Два извечных мужских типа — спаситель и преследователь, когда спасителем становится тот, кто не уверен в себе как в преследователе, и наоборот.

— Абортные, переодеться в подвале, вещи сдать по описи, — говорит зевающая кастелянша. — В четыре я закрываюсь, чтоб до четырех все успели!

Сакральное «успели». Что «успели»? Это? Ну раз она говорит такую фразу каждый день, значит, каждый день «это» до четырех успевают.

Вся компания, нервно щебеча, переодевается в халаты: в этом что-то от пионерского лагеря и бани.

— Опись вещей не забудьте, потом придете: «Я на аборт пришла в шубе, а вы мне пальто суете!» Женщина, вы что, глухая? — пристает кастелянша.

А все уже глухие. И те, кто держится, и те, кто не держится. И даже те, кто был здесь два месяца тому назад.

В палате четыре человека. 20-летняя хорошенькая девчушка совершенно не может закрыть рот, она щебечет и щебечет, зачем-то красясь что есть сил у зеркала:

— Ну, что они не начинают, суки! Пятый аборт делаю, первый раз столько мурыжат. В прошлый раз в 10 они уже чистили! Ну воще, за тысячу рублей я еще должна голодная сидеть!... Сейчас пойду и нажрусь... В прошлый раз после аборта сразу кормили. Суп какой-то, не проглотишь, и перловка с котлетой. Как солдат в армии! Я в прошлый раз залезла на кресло, сажусь, а мужик в зеленом, ну, врач, грубо так говорит: «Назад не оборачиваться!» А я сразу как обернусь, ну нет, не хотела оборачиваться, а сама — как обернусь... А там эта штука, страшная, как пылесос, с таким, ну, как намордником. А я как заору, а они меня схватили и хлоп укол, и сразу так все поехало, поехало... Я потом в палате очнулась и говорю: «Вы же мне ничего не делали! Только укол один! Тысячу взяли, а ничего не сделали!» Я ж еще от наркоза дурная была. А потом встала так, мне ж на работу, я ж всего на полдня отпросилась, я ж не могу целый день, я столько денег теряю, у меня ж работа в кооперативе. Все, встала, накрасилась, подошла к трамваю и вырубилась. Лежу, и все! Ну, подняли, там «Скорую». А я ж ничего. Я воще здоровая. Это просто у них наркоз крутой, ты воще как мертвец становишься... Ой, мамочки, что ж мы тут все делаем?! Мы ж тут все детей убивать пришли, как про это подумаешь... А что я могу: квартиры нет, денег нет, машины нет! Ничего нет! Вот пошли с мужем в кооператив, чтоб было... Ой, как есть хочется! Ну, что они нас мучат, мы ж и так мучимся.

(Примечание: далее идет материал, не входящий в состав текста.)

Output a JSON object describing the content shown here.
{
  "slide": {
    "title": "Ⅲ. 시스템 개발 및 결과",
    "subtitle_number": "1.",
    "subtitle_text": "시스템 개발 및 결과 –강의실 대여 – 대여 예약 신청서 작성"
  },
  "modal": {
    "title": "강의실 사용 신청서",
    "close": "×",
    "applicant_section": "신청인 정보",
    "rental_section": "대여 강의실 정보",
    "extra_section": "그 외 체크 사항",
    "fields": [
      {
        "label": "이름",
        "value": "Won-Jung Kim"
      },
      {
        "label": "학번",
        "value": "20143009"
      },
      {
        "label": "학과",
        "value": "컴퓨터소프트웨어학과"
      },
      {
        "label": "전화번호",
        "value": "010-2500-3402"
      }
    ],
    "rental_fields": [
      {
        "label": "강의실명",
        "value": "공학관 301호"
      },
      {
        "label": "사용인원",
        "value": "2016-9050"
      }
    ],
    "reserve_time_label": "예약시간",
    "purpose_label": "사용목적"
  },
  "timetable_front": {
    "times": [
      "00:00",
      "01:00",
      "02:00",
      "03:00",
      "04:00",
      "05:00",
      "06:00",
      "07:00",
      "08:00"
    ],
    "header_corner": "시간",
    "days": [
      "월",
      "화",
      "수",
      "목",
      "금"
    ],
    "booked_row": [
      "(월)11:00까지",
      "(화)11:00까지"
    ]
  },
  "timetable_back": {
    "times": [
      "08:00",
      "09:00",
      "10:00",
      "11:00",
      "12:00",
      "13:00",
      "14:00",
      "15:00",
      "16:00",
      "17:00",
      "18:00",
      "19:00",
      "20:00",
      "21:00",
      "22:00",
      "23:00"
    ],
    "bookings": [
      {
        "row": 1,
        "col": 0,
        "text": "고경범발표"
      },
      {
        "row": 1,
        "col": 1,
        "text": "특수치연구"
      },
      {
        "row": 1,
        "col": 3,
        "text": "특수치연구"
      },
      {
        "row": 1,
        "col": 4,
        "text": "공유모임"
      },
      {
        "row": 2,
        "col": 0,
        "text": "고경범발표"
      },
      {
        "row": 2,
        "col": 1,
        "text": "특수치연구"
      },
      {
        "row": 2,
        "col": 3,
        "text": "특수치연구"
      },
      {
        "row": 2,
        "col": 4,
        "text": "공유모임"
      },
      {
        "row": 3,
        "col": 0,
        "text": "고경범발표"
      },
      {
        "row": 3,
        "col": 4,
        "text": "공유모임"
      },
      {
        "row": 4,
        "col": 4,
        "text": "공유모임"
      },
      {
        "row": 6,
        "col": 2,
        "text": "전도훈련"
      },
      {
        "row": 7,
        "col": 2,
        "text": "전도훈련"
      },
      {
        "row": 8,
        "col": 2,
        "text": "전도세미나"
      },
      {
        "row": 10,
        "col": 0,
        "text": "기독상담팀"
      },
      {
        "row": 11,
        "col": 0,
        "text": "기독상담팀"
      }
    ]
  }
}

— А мы на 3-м курсе института, — говорит тихая девочка, лежащая у окна. — Если б хоть на 4-м, мы б оставили. У нас и стипендия 700 рублей... Вроде предохранялись, а вот получилось... А правда, что после первого аборта у нас потом может не быть детей? — Она все время вскакивает к окошку, где на скамейке маячит ее парень.

— Правда, — отвечает дагестанка. — Только не у вас, а у тебя. Поняла? У него будут. Поняла?

Девочка обиженно смотрит на нее, а мы переглядываемся. Девочка еще не знает, как расстаются, прожив чуть ли не жизнь, расстаются с кровью и облегчением, а главное — с правом на новую жизнь. И дагестанка вздыхает:

— У меня две дочери. 16 и 14. Их обуть, одеть, в институт поступить надо. Я бы родила, но муж против, и потом мне уже 38. Но с другой стороны, ну что ж, что 38, я б родила. Но муж не хочет... А вдруг сын бы был... Подняли бы как-нибудь...

И все оборачиваются на меня, я должна кинуть в шапку абортного декамерона свою историю:

— У меня два взрослых сына. И резус-конфликт. — И они завистливо смотрят на меня, потому что резус-конфликт — это алиби. Хотя я — то знаю про себя, что если бы... то мне бы никакой резус-конфликт не помешал. «Белые начинают и выигрывают». Уж я — то знаю себя. И я представляю себе, как в параллельном мире на четырех табуретках сидят четыре мужика-соучастника и оправдываются за наше присутствие в этой палате.

И вроде все еще можно исправить, встать и уйти, и через год четыре хорошеньких существа будут учиться ходить, а не улетят в темное глубокое место...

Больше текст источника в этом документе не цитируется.